Abortion at "historic low" by all measures, new CDC study says
All statistics measuring abortion in the U.S. — the rate, the ratio to live births, and the absolute number — reached a "historic low" in 2016, according to new data released Wednesday from the Centers for Disease Control and Prevention.
In 2016, the most recent year available, the government agency reported 623,471 abortions, the lowest number the CDC has ever seen since it began tracking the procedure in 1969, according to the study. That's a 2.3% decline from 2015, when the CDC recorded 638,169 instances of the procedure.
During the same time period, the abortion rate dropped to 11.6 abortions per 1,000 women of reproductive age and the ratio fell to 186 abortions per 1,000 live births, according to the CDC's data. The agency compiled data from 48 reporting areas — 47 states plus New York City. (California, Washington D.C., Maryland and New Hampshire did not report data.)
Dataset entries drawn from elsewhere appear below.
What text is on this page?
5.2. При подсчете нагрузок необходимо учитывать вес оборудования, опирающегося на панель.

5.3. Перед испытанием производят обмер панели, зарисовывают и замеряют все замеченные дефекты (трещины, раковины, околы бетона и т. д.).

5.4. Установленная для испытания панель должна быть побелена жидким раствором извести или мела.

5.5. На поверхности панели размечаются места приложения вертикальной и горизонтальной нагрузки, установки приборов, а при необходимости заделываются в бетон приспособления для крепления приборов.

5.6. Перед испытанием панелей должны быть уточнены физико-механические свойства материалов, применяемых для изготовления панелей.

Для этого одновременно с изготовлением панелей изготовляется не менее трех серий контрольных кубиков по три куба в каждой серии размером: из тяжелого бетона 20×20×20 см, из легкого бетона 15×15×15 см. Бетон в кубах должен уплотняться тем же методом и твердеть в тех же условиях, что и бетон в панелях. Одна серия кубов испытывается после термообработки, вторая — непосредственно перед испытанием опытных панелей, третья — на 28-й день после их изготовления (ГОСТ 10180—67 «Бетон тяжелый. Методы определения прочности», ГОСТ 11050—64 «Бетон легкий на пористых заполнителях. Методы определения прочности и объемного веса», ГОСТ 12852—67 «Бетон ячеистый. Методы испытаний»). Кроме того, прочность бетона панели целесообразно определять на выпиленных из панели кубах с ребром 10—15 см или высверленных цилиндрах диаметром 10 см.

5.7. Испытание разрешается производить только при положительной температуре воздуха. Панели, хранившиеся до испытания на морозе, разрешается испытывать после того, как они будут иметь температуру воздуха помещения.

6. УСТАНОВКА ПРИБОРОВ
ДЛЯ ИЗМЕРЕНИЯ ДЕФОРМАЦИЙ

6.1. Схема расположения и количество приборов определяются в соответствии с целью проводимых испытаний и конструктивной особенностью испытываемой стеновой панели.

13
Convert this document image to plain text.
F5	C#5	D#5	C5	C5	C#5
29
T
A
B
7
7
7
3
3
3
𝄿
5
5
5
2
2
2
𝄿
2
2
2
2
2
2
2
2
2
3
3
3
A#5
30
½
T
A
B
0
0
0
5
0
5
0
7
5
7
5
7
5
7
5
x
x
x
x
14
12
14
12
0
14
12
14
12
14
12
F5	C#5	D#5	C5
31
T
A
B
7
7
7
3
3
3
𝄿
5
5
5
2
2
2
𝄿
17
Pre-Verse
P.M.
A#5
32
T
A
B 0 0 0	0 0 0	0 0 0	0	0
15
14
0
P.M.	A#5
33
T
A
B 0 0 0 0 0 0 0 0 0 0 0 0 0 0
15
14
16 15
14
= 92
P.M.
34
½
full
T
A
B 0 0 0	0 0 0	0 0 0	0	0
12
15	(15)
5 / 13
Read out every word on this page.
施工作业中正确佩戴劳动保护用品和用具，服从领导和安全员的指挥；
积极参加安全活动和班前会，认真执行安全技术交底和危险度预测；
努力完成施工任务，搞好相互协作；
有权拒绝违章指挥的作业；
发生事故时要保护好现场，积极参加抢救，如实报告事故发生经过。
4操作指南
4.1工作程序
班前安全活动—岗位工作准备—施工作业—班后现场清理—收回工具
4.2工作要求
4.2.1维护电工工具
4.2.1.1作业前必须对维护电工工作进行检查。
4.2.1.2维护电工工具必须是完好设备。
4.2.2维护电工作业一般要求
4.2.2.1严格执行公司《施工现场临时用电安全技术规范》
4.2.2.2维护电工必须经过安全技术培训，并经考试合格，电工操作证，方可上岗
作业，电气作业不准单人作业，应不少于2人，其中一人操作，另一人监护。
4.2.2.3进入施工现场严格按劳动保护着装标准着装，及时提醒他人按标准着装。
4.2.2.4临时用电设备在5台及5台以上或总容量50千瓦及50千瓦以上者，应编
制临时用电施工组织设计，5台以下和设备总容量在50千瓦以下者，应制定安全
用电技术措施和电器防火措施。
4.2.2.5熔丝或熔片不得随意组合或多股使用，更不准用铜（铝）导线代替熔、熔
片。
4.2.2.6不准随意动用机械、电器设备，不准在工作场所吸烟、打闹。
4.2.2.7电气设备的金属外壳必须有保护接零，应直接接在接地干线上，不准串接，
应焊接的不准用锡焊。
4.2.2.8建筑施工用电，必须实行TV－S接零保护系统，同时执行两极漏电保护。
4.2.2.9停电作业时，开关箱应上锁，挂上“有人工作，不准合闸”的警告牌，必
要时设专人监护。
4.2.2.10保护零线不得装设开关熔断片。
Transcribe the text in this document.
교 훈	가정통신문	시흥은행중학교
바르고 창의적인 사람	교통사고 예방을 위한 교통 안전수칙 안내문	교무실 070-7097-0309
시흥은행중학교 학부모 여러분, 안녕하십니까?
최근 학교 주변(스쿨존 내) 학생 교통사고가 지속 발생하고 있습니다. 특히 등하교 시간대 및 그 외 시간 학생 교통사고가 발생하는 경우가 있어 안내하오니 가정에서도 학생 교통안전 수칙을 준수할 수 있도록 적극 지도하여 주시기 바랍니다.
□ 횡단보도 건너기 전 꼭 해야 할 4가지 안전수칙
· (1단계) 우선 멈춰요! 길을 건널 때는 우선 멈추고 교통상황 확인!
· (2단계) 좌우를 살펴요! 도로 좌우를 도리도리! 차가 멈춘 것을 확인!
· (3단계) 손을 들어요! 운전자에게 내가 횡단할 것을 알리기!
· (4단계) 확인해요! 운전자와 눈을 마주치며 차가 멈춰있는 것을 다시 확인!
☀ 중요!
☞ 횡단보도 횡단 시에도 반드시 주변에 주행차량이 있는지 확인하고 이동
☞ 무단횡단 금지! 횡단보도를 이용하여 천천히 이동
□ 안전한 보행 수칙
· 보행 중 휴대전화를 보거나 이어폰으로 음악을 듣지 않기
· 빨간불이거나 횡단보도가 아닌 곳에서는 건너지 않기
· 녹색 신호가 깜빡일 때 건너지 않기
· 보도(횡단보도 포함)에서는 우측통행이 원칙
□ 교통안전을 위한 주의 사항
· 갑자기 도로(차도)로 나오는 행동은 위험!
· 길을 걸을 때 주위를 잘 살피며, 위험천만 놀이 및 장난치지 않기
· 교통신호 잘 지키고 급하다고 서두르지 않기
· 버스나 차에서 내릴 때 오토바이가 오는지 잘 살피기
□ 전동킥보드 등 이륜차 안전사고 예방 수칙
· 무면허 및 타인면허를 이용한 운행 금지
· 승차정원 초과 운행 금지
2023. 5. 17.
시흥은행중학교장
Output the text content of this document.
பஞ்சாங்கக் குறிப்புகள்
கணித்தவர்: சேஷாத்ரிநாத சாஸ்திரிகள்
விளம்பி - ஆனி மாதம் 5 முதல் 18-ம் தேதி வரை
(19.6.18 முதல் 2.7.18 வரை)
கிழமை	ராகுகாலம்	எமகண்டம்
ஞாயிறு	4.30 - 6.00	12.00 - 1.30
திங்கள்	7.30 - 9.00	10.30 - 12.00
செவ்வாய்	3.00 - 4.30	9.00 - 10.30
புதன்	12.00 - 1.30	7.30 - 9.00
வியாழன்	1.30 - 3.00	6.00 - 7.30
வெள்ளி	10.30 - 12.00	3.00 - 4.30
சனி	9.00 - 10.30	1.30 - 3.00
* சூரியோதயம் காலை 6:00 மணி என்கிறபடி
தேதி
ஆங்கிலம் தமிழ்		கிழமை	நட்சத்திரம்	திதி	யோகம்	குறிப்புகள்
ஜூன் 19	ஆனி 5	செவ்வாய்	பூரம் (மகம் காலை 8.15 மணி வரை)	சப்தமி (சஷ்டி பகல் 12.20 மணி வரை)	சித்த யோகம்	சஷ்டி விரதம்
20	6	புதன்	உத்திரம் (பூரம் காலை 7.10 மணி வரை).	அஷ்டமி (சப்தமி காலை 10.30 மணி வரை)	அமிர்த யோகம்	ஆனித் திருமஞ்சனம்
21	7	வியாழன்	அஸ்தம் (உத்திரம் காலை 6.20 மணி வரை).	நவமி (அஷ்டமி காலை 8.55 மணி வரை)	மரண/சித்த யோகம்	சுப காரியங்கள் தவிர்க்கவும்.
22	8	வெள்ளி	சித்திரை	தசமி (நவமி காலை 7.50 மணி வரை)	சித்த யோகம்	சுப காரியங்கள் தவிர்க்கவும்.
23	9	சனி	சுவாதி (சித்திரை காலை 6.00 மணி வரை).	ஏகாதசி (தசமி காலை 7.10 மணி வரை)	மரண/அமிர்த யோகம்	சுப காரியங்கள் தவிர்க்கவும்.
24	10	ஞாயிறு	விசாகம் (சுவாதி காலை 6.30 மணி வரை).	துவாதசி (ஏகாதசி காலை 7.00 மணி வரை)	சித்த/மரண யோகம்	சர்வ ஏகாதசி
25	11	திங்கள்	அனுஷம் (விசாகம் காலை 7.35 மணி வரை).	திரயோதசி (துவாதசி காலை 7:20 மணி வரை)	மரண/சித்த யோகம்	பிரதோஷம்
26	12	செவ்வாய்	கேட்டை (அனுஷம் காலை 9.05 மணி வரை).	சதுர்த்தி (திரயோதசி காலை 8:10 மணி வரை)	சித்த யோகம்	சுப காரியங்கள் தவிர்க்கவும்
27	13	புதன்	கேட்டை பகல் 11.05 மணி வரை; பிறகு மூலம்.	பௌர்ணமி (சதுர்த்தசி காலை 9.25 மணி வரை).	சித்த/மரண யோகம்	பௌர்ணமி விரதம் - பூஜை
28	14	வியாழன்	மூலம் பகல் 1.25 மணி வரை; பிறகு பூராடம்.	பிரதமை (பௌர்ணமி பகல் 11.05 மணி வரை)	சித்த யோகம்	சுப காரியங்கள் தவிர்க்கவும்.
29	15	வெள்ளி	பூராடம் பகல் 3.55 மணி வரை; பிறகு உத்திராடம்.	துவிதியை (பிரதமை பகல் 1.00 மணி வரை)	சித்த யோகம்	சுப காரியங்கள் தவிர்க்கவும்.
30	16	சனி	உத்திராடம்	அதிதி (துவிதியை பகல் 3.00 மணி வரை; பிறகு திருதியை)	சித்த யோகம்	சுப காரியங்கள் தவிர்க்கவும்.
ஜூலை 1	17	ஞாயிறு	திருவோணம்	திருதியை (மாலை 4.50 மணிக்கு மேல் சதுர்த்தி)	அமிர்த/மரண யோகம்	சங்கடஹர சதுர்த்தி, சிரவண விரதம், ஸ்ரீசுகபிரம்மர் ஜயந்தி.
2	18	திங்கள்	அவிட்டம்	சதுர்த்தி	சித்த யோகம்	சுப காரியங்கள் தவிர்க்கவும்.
The government agency's data were similar to results released earlier this year from the Guttmacher Institute, a research organization that supports abortion rights. According to Guttmacher, the abortion rate was 13.5 abortions per 1,000 women aged 15 to 44 in 2017, the lowest rate recorded since Roe v. Wade, the 1973 Supreme Court decision that legalized abortion nationwide. That's an 8% decline from 2014, the last time Guttmacher calculated the United States' abortion rate, and 54% lower than when the group recorded the peak rate in 1980.
Guttmacher attributed the decline to two factors: a declining pregnancy rate and a growing disparity between abortion access in liberal and conservative states. That divide stems largely from laws targeting the operations of clinics that provide abortions, a style of regulation known as a Targeted Regulation of Abortion Provider, or TRAP, law.
With a newly conservative Supreme Court, access to abortion has come under fire across the South and Midwest, where state lawmakers have raced to pass laws that ban the procedure in hopes of overturning Roe v. Wade.
In 2019, state politicians have introduced 300 bills restricting access to abortion, according to data compiled by the Guttmacher Institute. Twelve states have passed abortion bans, none of which are currently in effect.
In Wednesday's CDC study, the agency reported that 59% of people who received an abortion in 2016 already had at least one child. Additionally, the CDC reported just under two-thirds of abortions in 2016 occurred at or before eight weeks into a pregnancy, and 91% of all abortions happened at or before 13 weeks into a pregnancy. Nearly 28% of the 2016 abortions involved use of medication, rather than surgery.